ECLI:NL:RBZWB:2023:6040
Rechtbank Zeeland-West-Brabant
- Eerste aanleg - enkelvoudig
- Rechtspraak.nl
Proceskostenvergoeding na intrekking beroep en toewijzing van kosten voor rechtsbijstand
In deze zaak heeft de Rechtbank Zeeland-West-Brabant op 30 augustus 2023 uitspraak gedaan in de procedure tussen een verzoekster en het UWV. De verzoekster had eerder een aanvraag ingediend voor een uitkering op grond van de Wet werk en inkomen naar arbeidsvermogen (Wet WIA), welke door het UWV op 3 maart 2021 werd afgewezen.

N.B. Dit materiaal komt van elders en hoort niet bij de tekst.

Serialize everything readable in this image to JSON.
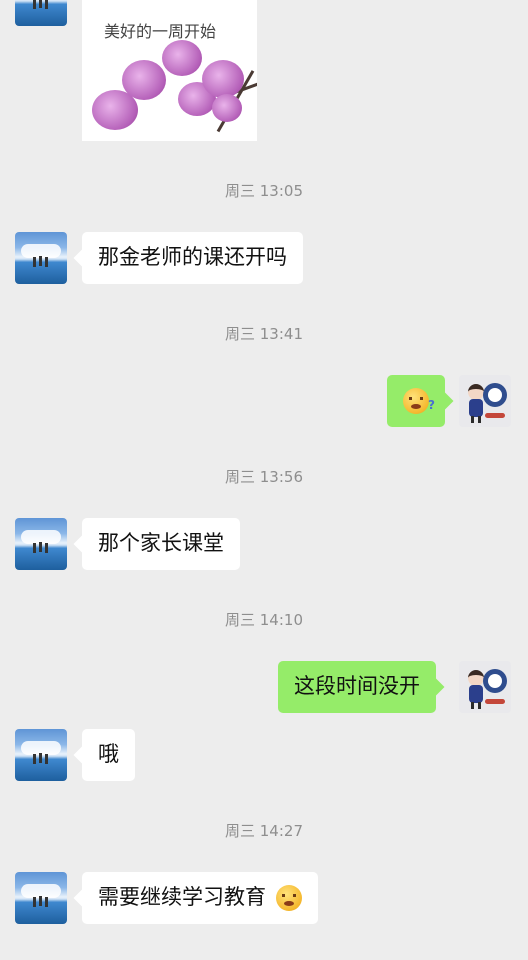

Na een ongegrond verklaard bezwaar en een beëindiging van de Ziektewet-uitkering, heeft verzoekster beroep ingesteld tegen de besluiten van het UWV. Op 15 juni 2023 heeft het UWV echter het bestreden besluit I gewijzigd en een IVA-uitkering toegekend aan verzoekster, wat leidde tot de intrekking van de beroepen.
Verzoekster heeft vervolgens verzocht om vergoeding van de proceskosten die zij had gemaakt in de beroepsprocedures. De rechtbank heeft het UWV in de gelegenheid gesteld om te reageren op dit verzoek, waarop het UWV akkoord ging met de veroordeling in de proceskosten. De rechtbank heeft op basis van artikel 8:54 van de Algemene wet bestuursrecht (Awb) zonder zitting uitspraak gedaan op het verzoek om proceskostenveroordeling.
De rechtbank heeft vastgesteld dat het UWV tegemoet is gekomen aan het beroep van verzoekster en heeft het verzoek om proceskostenveroordeling als kennelijk gegrond toegewezen. De kosten voor rechtsbijstand zijn vastgesteld op € 1.674,-, en daarnaast zijn de kosten van een deskundige ter hoogte van € 423,50 voor vergoeding in aanmerking gekomen. Het totaalbedrag van de te vergoeden kosten bedraagt € 2.097,50. Tevens is het UWV verplicht om de door verzoekster betaalde griffierechten van € 100,- te vergoeden. De uitspraak is gedaan door mr. R.J. van Lochem, rechter, in aanwezigheid van mr. J.G.M. Koning, griffier.